La doctora Heine
Silvia es invitada por Domingo a evaluar al nuevo. Atraviesan el dormitorio hasta el otro lado del biombo. Yedra está calada de locura hasta los huesos, intentando hablar conmigo.
—¡Aurora boreal, celeste y escurridiza, perdona nuestra pestilencia!
—¿A la señora qué le pasa? —la doctora no da crédito.
—La edad.
—Ah.
—No está tan mal como parece —intenta Domingo.
—Enfermera no soy —Silvia emite una risita fría—, pero su estado es preocupante.
—Actúa.
—Es buena.
—Sálvanos de la perversidad y señálanos el camino atroz de la tiniebla, porque es muriendo que se regurgita.
—Amén.
Domingo señala a Manfredo.
—Acá está el chico, un poco confundido. Tal vez, a usted la recuerde. Nene, la doctora —Domingo guiña el ojo de manera soez.
—Relájese, yo me ocupo. Y no se olvide del honorario.
—Se lo dejo en la mesita.
—Por favor. Me ahorra una incomodidad.
—Cuente con eso.
Domingo sale sin dejar el dinero.
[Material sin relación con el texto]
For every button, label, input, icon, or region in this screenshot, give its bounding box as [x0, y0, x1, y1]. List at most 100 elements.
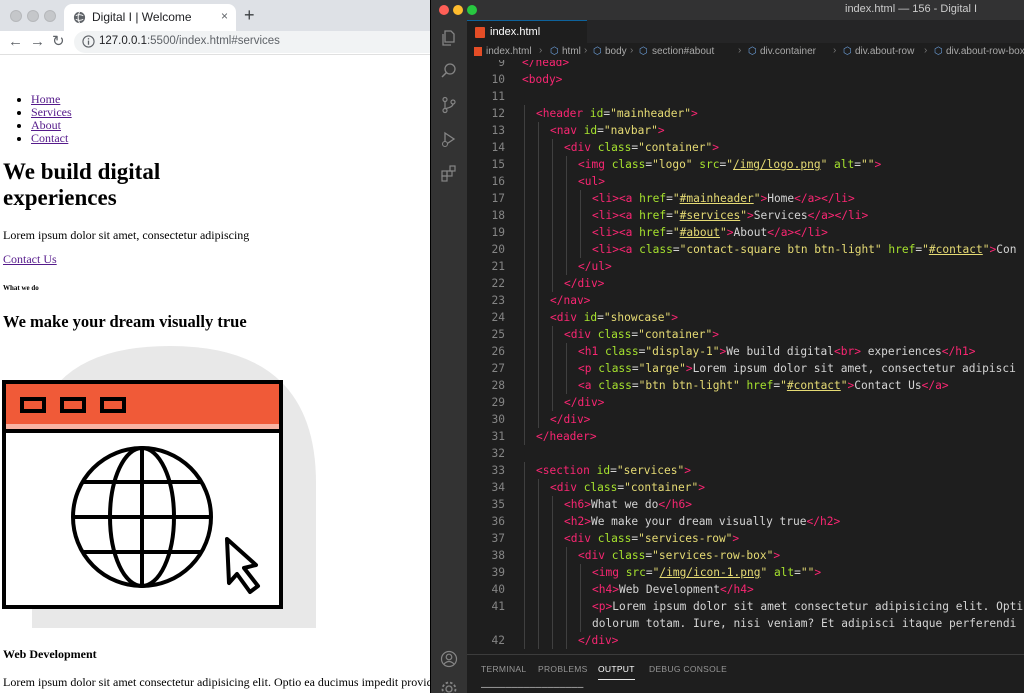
contact-us-link[interactable]: Contact Us [3, 252, 57, 267]
address-bar[interactable]: 127.0.0.1:5500/index.html#services [74, 31, 440, 53]
code-token: <div [550, 311, 584, 324]
explorer-files-icon[interactable] [440, 29, 458, 47]
code-line[interactable]: 17 <li><a href="#mainheader">Home</a></li… [467, 190, 1024, 207]
indent-guide [566, 258, 567, 275]
code-line[interactable]: 21 </ul> [467, 258, 1024, 275]
code-line[interactable]: 40 <h4>Web Development</h4> [467, 581, 1024, 598]
breadcrumb-item-container[interactable]: div.container [760, 46, 816, 57]
line-number: 40 [491, 583, 505, 596]
zoom-window-button[interactable] [44, 10, 56, 22]
code-line[interactable]: 19 <li><a href="#about">About</a></li> [467, 224, 1024, 241]
code-token: "" [861, 158, 875, 171]
vscode-minimize-button[interactable] [453, 5, 463, 15]
code-line[interactable]: 29 </div> [467, 394, 1024, 411]
breadcrumb-item-body[interactable]: body [605, 46, 627, 57]
source-control-icon[interactable] [440, 96, 458, 114]
code-text: </div> [564, 394, 604, 411]
breadcrumb-item-section[interactable]: section#about [652, 46, 714, 57]
code-line[interactable]: 12 <header id="mainheader"> [467, 105, 1024, 122]
indent-guide [580, 207, 581, 224]
nav-link-contact[interactable]: Contact [31, 131, 68, 145]
code-line[interactable]: 39 <img src="/img/icon-1.png" alt=""> [467, 564, 1024, 581]
code-text: <li><a href="#about">About</a></li> [592, 224, 828, 241]
breadcrumb: index.html › ⬡ html › ⬡ body › ⬡ section… [467, 43, 1024, 60]
code-editor[interactable]: 9 </head> 10 <body> 11 12 <header id="mainhead… [467, 60, 1024, 654]
browser-tab-active[interactable]: Digital I | Welcome × [64, 4, 236, 31]
nav-link-about[interactable]: About [31, 118, 61, 132]
code-line[interactable]: 18 <li><a href="#services">Services</a></… [467, 207, 1024, 224]
new-tab-button[interactable]: + [244, 6, 255, 24]
globe-icon [73, 11, 86, 24]
editor-tab-index-html[interactable]: index.html [467, 20, 587, 43]
vscode-close-button[interactable] [439, 5, 449, 15]
vscode-window-title: index.html — 156 - Digital I [845, 3, 978, 15]
code-line[interactable]: 38 <div class="services-row-box"> [467, 547, 1024, 564]
breadcrumb-chevron-icon: › [584, 45, 588, 56]
line-number: 14 [491, 141, 505, 154]
code-token: </a></li> [794, 192, 855, 205]
minimize-window-button[interactable] [27, 10, 39, 22]
info-icon[interactable] [82, 35, 95, 48]
indent-guide [566, 547, 567, 564]
line-number: 10 [491, 73, 505, 86]
panel-tab-output[interactable]: OUTPUT [598, 664, 635, 680]
search-icon[interactable] [440, 62, 458, 80]
code-line[interactable]: 27 <p class="large">Lorem ipsum dolor sit… [467, 360, 1024, 377]
extensions-icon[interactable] [440, 164, 458, 182]
code-line[interactable]: 20 <li><a class="contact-square btn btn-l… [467, 241, 1024, 258]
forward-arrow-icon[interactable]: → [30, 32, 45, 52]
indent-guide [552, 564, 553, 581]
code-token: src [625, 566, 646, 579]
back-arrow-icon[interactable]: ← [8, 32, 23, 52]
code-line[interactable]: 9 </head> [467, 60, 1024, 71]
code-line[interactable]: 36 <h2>We make your dream visually true</… [467, 513, 1024, 530]
accounts-icon[interactable] [440, 650, 458, 668]
close-window-button[interactable] [10, 10, 22, 22]
breadcrumb-item-about-row-box[interactable]: div.about-row-box [946, 46, 1024, 57]
code-line[interactable]: 34 <div class="container"> [467, 479, 1024, 496]
breadcrumb-item-file[interactable]: index.html [486, 46, 532, 57]
code-line[interactable]: 13 <nav id="navbar"> [467, 122, 1024, 139]
breadcrumb-item-html[interactable]: html [562, 46, 581, 57]
code-line[interactable]: 15 <img class="logo" src="/img/logo.png" … [467, 156, 1024, 173]
code-line[interactable]: 22 </div> [467, 275, 1024, 292]
code-line[interactable]: 35 <h6>What we do</h6> [467, 496, 1024, 513]
nav-link-services[interactable]: Services [31, 105, 72, 119]
code-line[interactable]: 30 </div> [467, 411, 1024, 428]
line-number: 12 [491, 107, 505, 120]
code-line[interactable]: 24 <div id="showcase"> [467, 309, 1024, 326]
code-line[interactable]: 10 <body> [467, 71, 1024, 88]
code-line[interactable]: 23 </nav> [467, 292, 1024, 309]
code-line[interactable]: 32 [467, 445, 1024, 462]
close-tab-icon[interactable]: × [221, 9, 228, 23]
run-debug-icon[interactable] [440, 130, 458, 148]
line-number: 11 [491, 90, 505, 103]
settings-gear-icon[interactable] [440, 680, 458, 693]
code-token: = [597, 124, 604, 137]
code-line[interactable]: 14 <div class="container"> [467, 139, 1024, 156]
code-line[interactable]: 42 </div> [467, 632, 1024, 649]
code-line[interactable]: 37 <div class="services-row"> [467, 530, 1024, 547]
page-heading-line2: experiences [3, 185, 117, 210]
indent-guide [552, 241, 553, 258]
code-line[interactable]: dolorum totam. Iure, nisi veniam? Et adi… [467, 615, 1024, 632]
code-text: <h6>What we do</h6> [564, 496, 692, 513]
code-line[interactable]: 26 <h1 class="display-1">We build digital… [467, 343, 1024, 360]
code-line[interactable]: 16 <ul> [467, 173, 1024, 190]
panel-tab-terminal[interactable]: TERMINAL [481, 664, 526, 674]
code-line[interactable]: 31 </header> [467, 428, 1024, 445]
reload-icon[interactable]: ↻ [52, 32, 65, 52]
vscode-zoom-button[interactable] [467, 5, 477, 15]
code-token: </a></li> [807, 209, 869, 222]
code-text: <h1 class="display-1">We build digital<b… [578, 343, 975, 360]
code-line[interactable]: 28 <a class="btn btn-light" href="#contac… [467, 377, 1024, 394]
code-line[interactable]: 11 [467, 88, 1024, 105]
code-line[interactable]: 41 <p>Lorem ipsum dolor sit amet consecte… [467, 598, 1024, 615]
panel-tab-problems[interactable]: PROBLEMS [538, 664, 588, 674]
indent-guide [580, 190, 581, 207]
nav-link-home[interactable]: Home [31, 92, 60, 106]
code-line[interactable]: 33 <section id="services"> [467, 462, 1024, 479]
panel-tab-debug-console[interactable]: DEBUG CONSOLE [649, 664, 727, 674]
breadcrumb-item-about-row[interactable]: div.about-row [855, 46, 914, 57]
code-line[interactable]: 25 <div class="container"> [467, 326, 1024, 343]
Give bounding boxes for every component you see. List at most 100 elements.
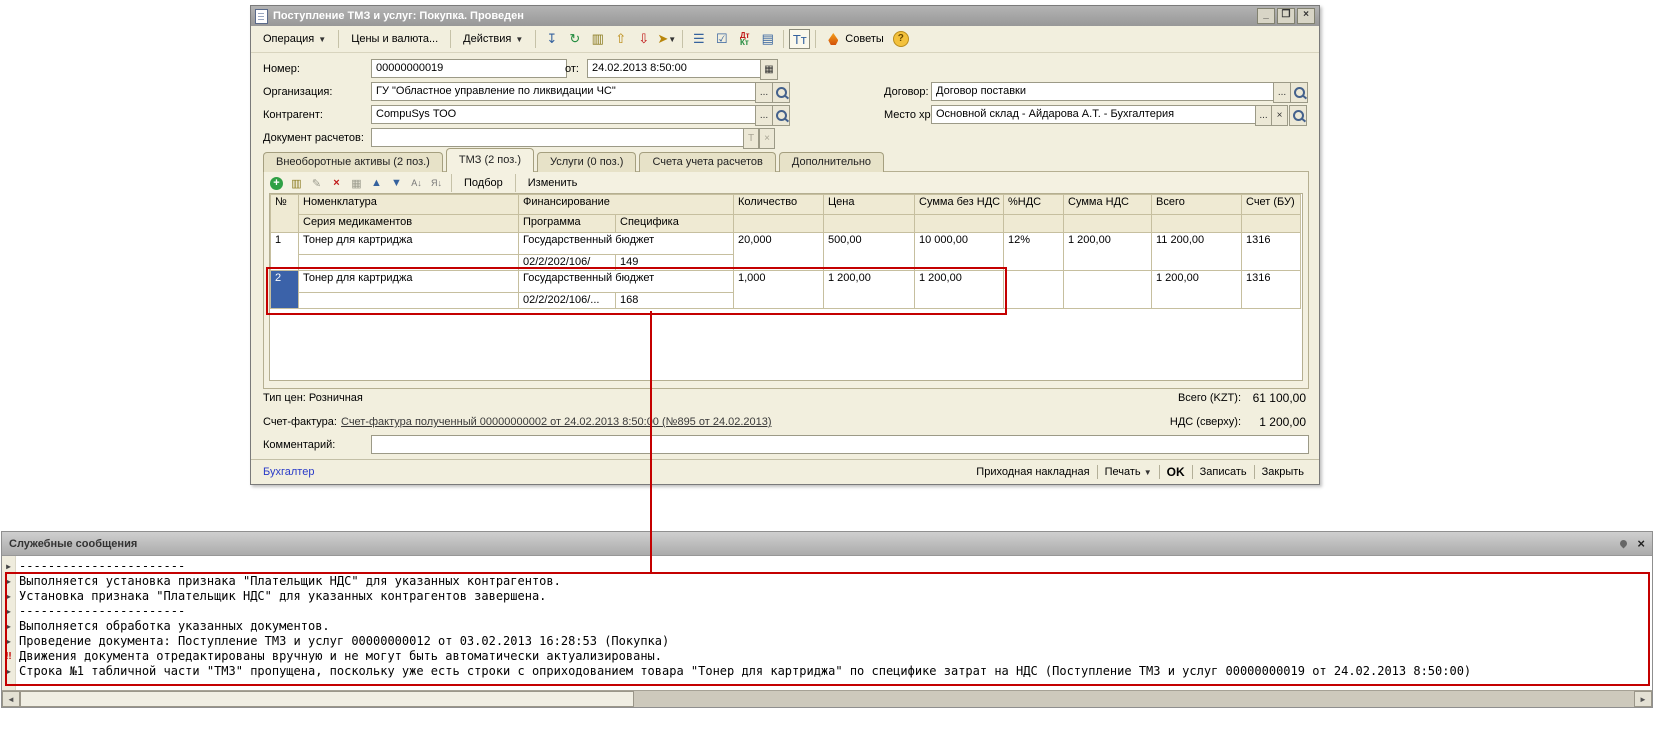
- move-up-icon[interactable]: ▲: [368, 175, 385, 191]
- quantity-cell[interactable]: 20,000: [734, 233, 824, 271]
- warehouse-clear-button[interactable]: ×: [1271, 105, 1288, 126]
- message-line[interactable]: ▶Проведение документа: Поступление ТМЗ и…: [2, 634, 1652, 649]
- tab-additional[interactable]: Дополнительно: [779, 152, 884, 172]
- maximize-button[interactable]: ❐: [1277, 8, 1295, 24]
- counterparty-select-button[interactable]: ...: [755, 105, 773, 126]
- col-header-account[interactable]: Счет (БУ): [1242, 195, 1301, 215]
- settlement-type-button[interactable]: Т: [743, 128, 759, 149]
- col-header-sum-wo-vat[interactable]: Сумма без НДС: [915, 195, 1004, 215]
- comment-field[interactable]: [371, 435, 1309, 454]
- series-cell[interactable]: [299, 293, 519, 309]
- tab-noncurrent-assets[interactable]: Внеоборотные активы (2 поз.): [263, 152, 443, 172]
- account-cell[interactable]: 1316: [1242, 233, 1301, 271]
- sort-asc-icon[interactable]: А↓: [408, 175, 425, 191]
- header-fields-toggle-icon[interactable]: Тт: [789, 29, 810, 49]
- message-line[interactable]: ▶-----------------------: [2, 559, 1652, 574]
- delete-row-icon[interactable]: ×: [328, 175, 345, 191]
- print-button[interactable]: Печать ▼: [1098, 464, 1159, 480]
- vat-sum-cell[interactable]: 1 200,00: [1064, 233, 1152, 271]
- col-header-financing[interactable]: Финансирование: [519, 195, 734, 215]
- warehouse-select-button[interactable]: ...: [1255, 105, 1272, 126]
- col-header-series[interactable]: Серия медикаментов: [299, 215, 519, 233]
- message-line[interactable]: ▶Выполняется установка признака "Платель…: [2, 574, 1652, 589]
- col-header-vat-percent[interactable]: %НДС: [1004, 195, 1064, 215]
- tab-services[interactable]: Услуги (0 поз.): [537, 152, 636, 172]
- total-cell[interactable]: 1 200,00: [1152, 271, 1242, 309]
- program-cell[interactable]: 02/2/202/106/: [519, 255, 616, 271]
- scroll-left-icon[interactable]: ◄: [2, 691, 20, 707]
- vat-sum-cell[interactable]: [1064, 271, 1152, 309]
- contract-field[interactable]: Договор поставки: [931, 82, 1281, 101]
- counterparty-field[interactable]: CompuSys ТОО: [371, 105, 763, 124]
- message-line[interactable]: ▶Выполняется обработка указанных докумен…: [2, 619, 1652, 634]
- grid-icon[interactable]: ▦: [348, 175, 365, 191]
- sort-desc-icon[interactable]: Я↓: [428, 175, 445, 191]
- go-to-icon[interactable]: ➤▼: [656, 29, 677, 49]
- ok-button[interactable]: OK: [1160, 463, 1192, 481]
- counterparty-open-button[interactable]: [772, 105, 790, 126]
- invoice-link[interactable]: Счет-фактура полученный 00000000002 от 2…: [341, 416, 772, 428]
- warehouse-field[interactable]: Основной склад - Айдарова А.Т. - Бухгалт…: [931, 105, 1263, 124]
- col-header-num[interactable]: №: [271, 195, 299, 233]
- operation-menu-button[interactable]: Операция▼: [256, 29, 333, 49]
- document-structure-icon[interactable]: ☰: [688, 29, 709, 49]
- change-button[interactable]: Изменить: [522, 175, 584, 191]
- post-icon[interactable]: ⇧: [610, 29, 631, 49]
- series-cell[interactable]: [299, 255, 519, 271]
- pick-button[interactable]: Подбор: [458, 175, 509, 191]
- copy-row-icon[interactable]: ▥: [288, 175, 305, 191]
- settlement-clear-button[interactable]: ×: [759, 128, 775, 149]
- tab-settlement-accounts[interactable]: Счета учета расчетов: [639, 152, 775, 172]
- scroll-right-icon[interactable]: ►: [1634, 691, 1652, 707]
- col-header-specifics[interactable]: Специфика: [616, 215, 734, 233]
- col-header-vat-sum[interactable]: Сумма НДС: [1064, 195, 1152, 215]
- quantity-cell[interactable]: 1,000: [734, 271, 824, 309]
- number-field[interactable]: 00000000019: [371, 59, 567, 78]
- horizontal-scrollbar[interactable]: ◄ ►: [2, 690, 1652, 707]
- date-field[interactable]: 24.02.2013 8:50:00: [587, 59, 767, 78]
- col-header-price[interactable]: Цена: [824, 195, 915, 215]
- col-header-quantity[interactable]: Количество: [734, 195, 824, 215]
- vat-percent-cell[interactable]: 12%: [1004, 233, 1064, 271]
- table-row[interactable]: 2 Тонер для картриджа Государственный бю…: [271, 271, 1301, 293]
- program-cell[interactable]: 02/2/202/106/...: [519, 293, 616, 309]
- scrollbar-thumb[interactable]: [20, 691, 634, 707]
- warehouse-open-button[interactable]: [1289, 105, 1307, 126]
- contract-select-button[interactable]: ...: [1273, 82, 1291, 103]
- copy-icon[interactable]: ▥: [587, 29, 608, 49]
- edit-row-icon[interactable]: ✎: [308, 175, 325, 191]
- organization-open-button[interactable]: [772, 82, 790, 103]
- message-line[interactable]: ▶Установка признака "Плательщик НДС" для…: [2, 589, 1652, 604]
- actions-menu-button[interactable]: Действия▼: [456, 29, 530, 49]
- results-icon[interactable]: ▤: [757, 29, 778, 49]
- responsible-link[interactable]: Бухгалтер: [263, 466, 314, 478]
- row-number-cell[interactable]: 1: [271, 233, 299, 271]
- financing-cell[interactable]: Государственный бюджет: [519, 233, 734, 255]
- vat-percent-cell[interactable]: [1004, 271, 1064, 309]
- message-line[interactable]: ▶Строка №1 табличной части "ТМЗ" пропуще…: [2, 664, 1652, 679]
- message-line[interactable]: ▶-----------------------: [2, 604, 1652, 619]
- messages-titlebar[interactable]: Служебные сообщения ×: [2, 532, 1652, 556]
- messages-close-icon[interactable]: ×: [1637, 538, 1645, 550]
- minimize-button[interactable]: _: [1257, 8, 1275, 24]
- move-down-icon[interactable]: ▼: [388, 175, 405, 191]
- window-titlebar[interactable]: Поступление ТМЗ и услуг: Покупка. Провед…: [251, 6, 1319, 26]
- financing-cell[interactable]: Государственный бюджет: [519, 271, 734, 293]
- dt-kt-icon[interactable]: ДтКт: [734, 29, 755, 49]
- organization-select-button[interactable]: ...: [755, 82, 773, 103]
- nomenclature-cell[interactable]: Тонер для картриджа: [299, 271, 519, 293]
- goods-receipt-note-button[interactable]: Приходная накладная: [969, 464, 1096, 480]
- pin-icon[interactable]: [1619, 539, 1629, 549]
- set-flags-icon[interactable]: ☑: [711, 29, 732, 49]
- specifics-cell[interactable]: 149: [616, 255, 734, 271]
- total-cell[interactable]: 11 200,00: [1152, 233, 1242, 271]
- sum-wo-vat-cell[interactable]: 1 200,00: [915, 271, 1004, 309]
- save-button[interactable]: Записать: [1193, 464, 1254, 480]
- settlement-doc-field[interactable]: [371, 128, 751, 147]
- post-and-close-icon[interactable]: ↧: [541, 29, 562, 49]
- organization-field[interactable]: ГУ "Областное управление по ликвидации Ч…: [371, 82, 763, 101]
- col-header-nomenclature[interactable]: Номенклатура: [299, 195, 519, 215]
- cancel-posting-icon[interactable]: ⇩: [633, 29, 654, 49]
- nomenclature-cell[interactable]: Тонер для картриджа: [299, 233, 519, 255]
- specifics-cell[interactable]: 168: [616, 293, 734, 309]
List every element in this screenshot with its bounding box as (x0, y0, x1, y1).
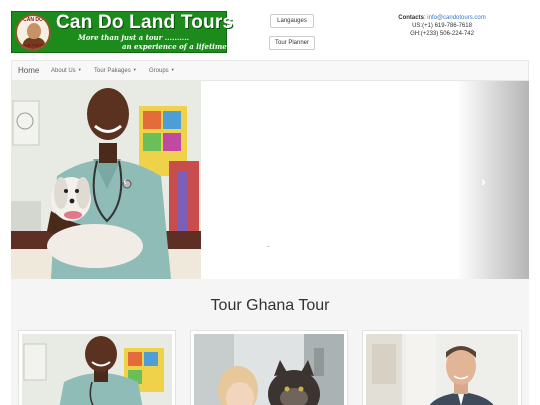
contacts-gh-phone: GH:(+233) 506-224-742 (410, 31, 474, 37)
carousel-prev-icon[interactable]: ‹ (123, 174, 127, 188)
carousel-slide-image (11, 81, 201, 279)
chevron-right-icon[interactable]: › (481, 173, 486, 189)
nav-tour-packages-label: Tour Pakages (94, 68, 131, 74)
nav-about-us-dropdown[interactable]: About Us ▼ (51, 67, 82, 74)
languages-button[interactable]: Langauges (270, 14, 314, 28)
carousel-next-control[interactable] (457, 81, 529, 279)
hero-carousel: ‹ › (11, 81, 529, 279)
carousel-indicators (260, 259, 278, 272)
card-image-vet-dog (22, 334, 172, 405)
nav-home-link[interactable]: Home (18, 66, 39, 75)
logo-title: Can Do Land Tours (56, 12, 234, 33)
logo-tagline-1: More than just a tour .......... (78, 33, 190, 42)
caret-down-icon: ▼ (170, 67, 175, 72)
caret-down-icon: ▼ (132, 67, 137, 72)
nav-about-us-label: About Us (51, 68, 76, 74)
tour-card[interactable] (18, 330, 176, 405)
tour-card[interactable] (362, 330, 522, 405)
logo-badge-bottom-text: LAND TOURS (18, 43, 48, 48)
logo-tagline-2: an experience of a lifetime (122, 42, 227, 51)
nav-groups-label: Groups (149, 68, 169, 74)
carousel-indicator-2[interactable] (266, 267, 271, 272)
section-title: Tour Ghana Tour (210, 297, 330, 314)
contacts-block: Contacts: info@candotours.com US:(+1) 61… (380, 14, 504, 38)
contacts-email-link[interactable]: info@candotours.com (427, 15, 485, 21)
tour-section: Tour Ghana Tour (11, 279, 529, 405)
main-navbar: Home About Us ▼ Tour Pakages ▼ Groups ▼ (11, 60, 529, 81)
nav-groups-dropdown[interactable]: Groups ▼ (149, 67, 175, 74)
carousel-indicator-1[interactable] (260, 267, 265, 272)
divider (267, 246, 270, 247)
nav-tour-packages-dropdown[interactable]: Tour Pakages ▼ (94, 67, 137, 74)
carousel-indicator-3[interactable] (272, 267, 277, 272)
card-image-vet-cat (194, 334, 344, 405)
card-image-doctor (366, 334, 518, 405)
tour-planner-button[interactable]: Tour Planner (269, 36, 315, 50)
vet-with-dog-image (11, 81, 201, 279)
contacts-us-phone: US:(+1) 619-786-7618 (412, 23, 472, 29)
contacts-label: Contacts (398, 15, 424, 21)
site-logo[interactable]: CAN DO LAND TOURS Can Do Land Tours More… (11, 11, 233, 53)
tour-card[interactable] (190, 330, 348, 405)
caret-down-icon: ▼ (77, 67, 82, 72)
logo-badge-icon: CAN DO LAND TOURS (15, 14, 51, 51)
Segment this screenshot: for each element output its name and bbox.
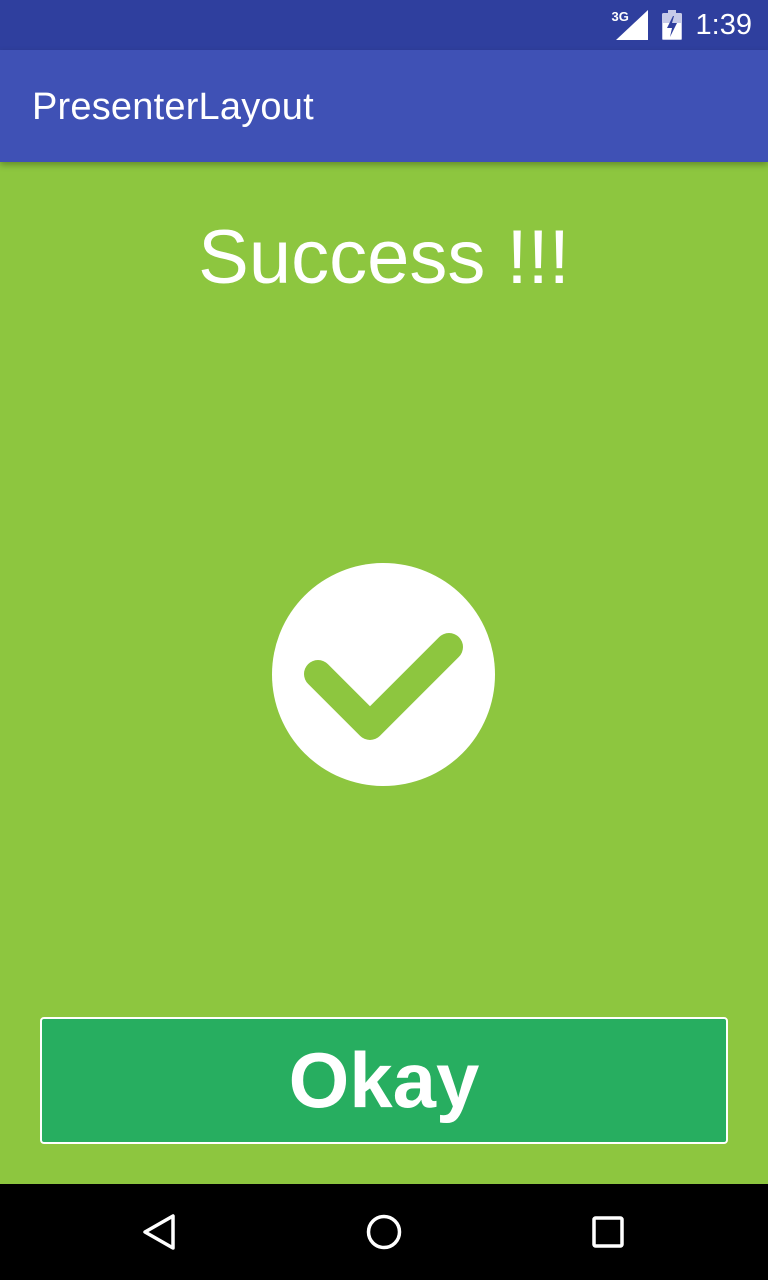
success-heading: Success !!! — [198, 215, 570, 300]
signal-strength-icon — [615, 10, 648, 40]
back-icon — [143, 1214, 175, 1250]
app-title: PresenterLayout — [32, 86, 314, 128]
home-icon — [366, 1214, 402, 1250]
recents-icon — [592, 1216, 624, 1248]
checkmark-icon — [304, 633, 463, 740]
check-circle-icon — [272, 563, 495, 786]
battery-charging-icon — [661, 10, 682, 40]
back-button[interactable] — [110, 1184, 210, 1280]
home-button[interactable] — [334, 1184, 434, 1280]
signal-icon: 3G — [612, 10, 648, 40]
recents-button[interactable] — [558, 1184, 658, 1280]
success-content: Success !!! Okay — [0, 162, 768, 1184]
system-navigation-bar — [0, 1184, 768, 1280]
status-time: 1:39 — [695, 9, 752, 41]
status-bar: 3G 1:39 — [0, 0, 768, 50]
app-bar: PresenterLayout — [0, 50, 768, 162]
status-icons: 3G 1:39 — [612, 0, 752, 50]
okay-button[interactable]: Okay — [40, 1017, 728, 1144]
Ella se da cuenta y chasquea la lengua de malhumor.
—¡Buen día! —la doctora arranca muy arriba, como si Manfredo fuera sordo.
Él la mira con desconfianza.
—¿Usted quién es?
—Vamos de cero. Mi nombre es Silvia, ¿el tuyo?
—Todos preguntan lo mismo. Ya vino otra igual. Dijo que era mi tía. Todos mienten.
—Mirá qué bien. Vamos a jugar. Yo digo una palabra y vos decís lo primero que te sugiera.
—No tengo ganas.
—¿Papá?
—Péndulo.
—¿Mamá?
—Elipsis.
—¿Yedra?
—Botón.
—¿Manfredo?
—No.
—¿Vida?
—Mierda.
—¿Sexo?
—Muerte.
—¿Ilusión?
—Dios.
—¿Pasado?
—Olor.
—¡Bien! ¿Cómo te sentís?
—Igual que antes.
—¿O sea?
—Aburrido.
—¿De qué? —Silvia mira sus zapatos.
—¿Qué mira?
—Tus zapatos.
—No son míos.
—Y qué hacen al pie de tu cama.
Manfredo no responde. La doctora no le resulta atractiva. Además, huele mucho. Está sobreperfumada, piensa. Huele a sexo mal lavado.
—Te voy a hablar clarito. Tu psicosis está curada. Lo que sea que te pasó ha eliminado todo vestigio patológico. Tus cambios de personalidad y pensamiento desorganizado han sido sustituidos por un estado de abulia y súper realidad un tanto anodina.
—Y eso qué significa.
—Que ahora sos soporífero y previsible, pero estás sano. Acostumbrate a esperar poco de tu imaginación. Y usá los zapatitos. Ya estás recuperado. ¿Alguna cosa que quieras decir?
—No.
—Me imaginaba. Bueno, esto es todo. Mañana te sacan la venda. Me voy.
—Espere, olvidé algo.
—Contame.
—Usted hiede peor que un animal atropellado al costado de una ruta. Es fea y sus pezones, goma derretida. Da lástima contemplar su dejadez indiferente. Su desesperación es irrisoria. Gracias, eso es todo.
A ella se le inundan los ojos de lágrimas, enseguida se le corre el maquillaje. Sale sin decir nada. Pero ahora, la escucho gritándole a Domingo. Dice que no volverá. Espero que sea cierto.